2. CBs are keeping risk-free rates in the basement with no sign of an inflationary breakout. Yet at least until very recently, the universal belief was that we were much closer to the "bottom" than to the "top" of the interest rate cycle with meaningfully higher rates to come in the near future. What happens if we are actually at the top of the rate cycle, and interest rates never go higher than they are today through, say, 2050?
3. There's lots of talk thrown around about the "everything bubble", prices distorted by free money, imbalances building up for a thundering crash and so forth, but nobody can point to a specific clear speculative bubble with systemic risk implications.
4. Many automatic and structural processes keep up a steady flow of price-insensitive money into world asset prices, including: stock buybacks, 401(k)s and other forms of automatic passive "deduct from your paycheck" investment, migration from active managers to robo-advisers and passive vehicles, widespread adoption of sovereign-wealth funds by resource-producing countries, and the constantly increasing share of income and wealth controlled by the top 1% who, year after year, sock away their entire surplus in pro-managed family offices.
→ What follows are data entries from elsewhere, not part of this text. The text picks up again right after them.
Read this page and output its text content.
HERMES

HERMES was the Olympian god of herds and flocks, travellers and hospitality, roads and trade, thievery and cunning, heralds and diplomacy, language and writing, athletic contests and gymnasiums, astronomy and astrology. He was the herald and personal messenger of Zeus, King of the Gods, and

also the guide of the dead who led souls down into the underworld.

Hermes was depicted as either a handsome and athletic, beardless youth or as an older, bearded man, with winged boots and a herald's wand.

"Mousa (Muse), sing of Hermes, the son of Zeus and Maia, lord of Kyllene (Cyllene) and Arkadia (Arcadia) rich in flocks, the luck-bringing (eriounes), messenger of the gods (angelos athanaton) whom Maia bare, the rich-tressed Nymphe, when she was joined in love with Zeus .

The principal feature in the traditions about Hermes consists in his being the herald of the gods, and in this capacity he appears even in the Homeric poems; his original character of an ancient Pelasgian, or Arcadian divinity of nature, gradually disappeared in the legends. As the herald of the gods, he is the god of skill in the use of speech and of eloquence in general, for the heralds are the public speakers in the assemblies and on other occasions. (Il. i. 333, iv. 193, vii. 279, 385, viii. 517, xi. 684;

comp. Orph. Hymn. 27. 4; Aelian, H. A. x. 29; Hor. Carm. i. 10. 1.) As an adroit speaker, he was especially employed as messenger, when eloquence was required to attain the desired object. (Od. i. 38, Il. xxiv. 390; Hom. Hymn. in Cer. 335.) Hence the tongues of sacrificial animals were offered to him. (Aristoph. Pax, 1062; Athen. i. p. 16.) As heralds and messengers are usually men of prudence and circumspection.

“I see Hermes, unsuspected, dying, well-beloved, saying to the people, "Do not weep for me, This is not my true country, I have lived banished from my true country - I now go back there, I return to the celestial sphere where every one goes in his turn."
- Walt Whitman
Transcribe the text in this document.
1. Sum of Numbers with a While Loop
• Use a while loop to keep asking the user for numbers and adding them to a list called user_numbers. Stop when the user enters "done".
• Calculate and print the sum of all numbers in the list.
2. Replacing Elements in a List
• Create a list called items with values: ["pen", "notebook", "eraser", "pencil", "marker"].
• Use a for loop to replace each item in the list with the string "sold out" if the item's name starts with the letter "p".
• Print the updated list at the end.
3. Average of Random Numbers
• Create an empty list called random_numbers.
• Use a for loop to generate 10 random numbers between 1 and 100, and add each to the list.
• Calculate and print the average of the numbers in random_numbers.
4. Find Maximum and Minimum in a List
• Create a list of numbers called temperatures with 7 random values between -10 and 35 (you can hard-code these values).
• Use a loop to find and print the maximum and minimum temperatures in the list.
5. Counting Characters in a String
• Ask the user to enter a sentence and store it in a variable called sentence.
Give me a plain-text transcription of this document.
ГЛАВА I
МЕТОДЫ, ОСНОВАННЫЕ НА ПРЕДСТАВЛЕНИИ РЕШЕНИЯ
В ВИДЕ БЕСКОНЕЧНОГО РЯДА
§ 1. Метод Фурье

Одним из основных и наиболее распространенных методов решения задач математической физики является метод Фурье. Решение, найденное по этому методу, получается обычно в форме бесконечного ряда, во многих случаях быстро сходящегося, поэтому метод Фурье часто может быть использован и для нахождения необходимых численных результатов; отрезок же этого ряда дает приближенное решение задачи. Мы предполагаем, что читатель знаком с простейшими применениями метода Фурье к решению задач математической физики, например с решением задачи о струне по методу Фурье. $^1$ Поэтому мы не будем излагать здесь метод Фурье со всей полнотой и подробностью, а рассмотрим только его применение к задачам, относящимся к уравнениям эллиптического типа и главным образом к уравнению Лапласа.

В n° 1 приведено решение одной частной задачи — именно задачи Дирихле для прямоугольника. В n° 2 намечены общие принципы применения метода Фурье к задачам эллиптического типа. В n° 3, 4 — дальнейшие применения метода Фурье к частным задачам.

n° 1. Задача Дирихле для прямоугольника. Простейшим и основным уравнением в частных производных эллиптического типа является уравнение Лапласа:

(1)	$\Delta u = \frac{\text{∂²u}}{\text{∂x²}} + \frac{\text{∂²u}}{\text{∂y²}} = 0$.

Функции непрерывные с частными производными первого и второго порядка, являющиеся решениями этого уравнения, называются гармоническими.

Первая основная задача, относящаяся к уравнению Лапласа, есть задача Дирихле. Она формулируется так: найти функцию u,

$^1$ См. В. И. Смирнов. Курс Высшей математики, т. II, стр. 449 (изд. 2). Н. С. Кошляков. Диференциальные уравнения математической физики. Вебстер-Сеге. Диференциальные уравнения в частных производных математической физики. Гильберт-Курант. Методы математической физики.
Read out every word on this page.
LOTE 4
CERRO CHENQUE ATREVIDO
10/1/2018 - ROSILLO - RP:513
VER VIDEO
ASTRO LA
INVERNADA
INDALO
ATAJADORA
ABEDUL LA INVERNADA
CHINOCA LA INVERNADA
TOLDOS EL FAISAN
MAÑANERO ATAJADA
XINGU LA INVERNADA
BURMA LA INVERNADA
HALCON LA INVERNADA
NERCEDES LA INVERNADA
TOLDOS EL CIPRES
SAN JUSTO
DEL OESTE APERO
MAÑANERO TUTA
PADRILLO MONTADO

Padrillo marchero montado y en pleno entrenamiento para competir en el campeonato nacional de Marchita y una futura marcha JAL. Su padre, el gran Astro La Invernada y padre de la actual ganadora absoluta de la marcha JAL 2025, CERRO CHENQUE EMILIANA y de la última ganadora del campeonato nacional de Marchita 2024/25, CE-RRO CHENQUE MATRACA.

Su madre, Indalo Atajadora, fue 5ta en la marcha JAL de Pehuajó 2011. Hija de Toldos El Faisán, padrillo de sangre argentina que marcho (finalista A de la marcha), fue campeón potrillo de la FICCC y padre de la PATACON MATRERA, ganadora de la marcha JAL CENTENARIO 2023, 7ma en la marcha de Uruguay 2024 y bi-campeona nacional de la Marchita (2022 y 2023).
The result of all this is what we've seen for years, which is that growth keeps chugging along in a narrow slow range (and it's going to slow down even further now that we have full employment) while equity prices keep on marching higher, punctuated by occasional washout moves to flush weak-hand trend followers, poorly-thought-out quant strategies, and other pockets of crowded positioning. Then the automatic flows do their thing and the market is right back up at ATHs a few weeks or months later.
To really change this situation you need one or more of: serious political turmoil (like WW3, or a shooting civil war in the USA), a breakout of high inflation forcing the Fed to hike rates dramatically, or an unstable speculative bubble on the order of 2000 or 2008. The 1982-2000 secular bull ran for 18 years before the tech bubble and crash broke its momentum, this one can easily go longer.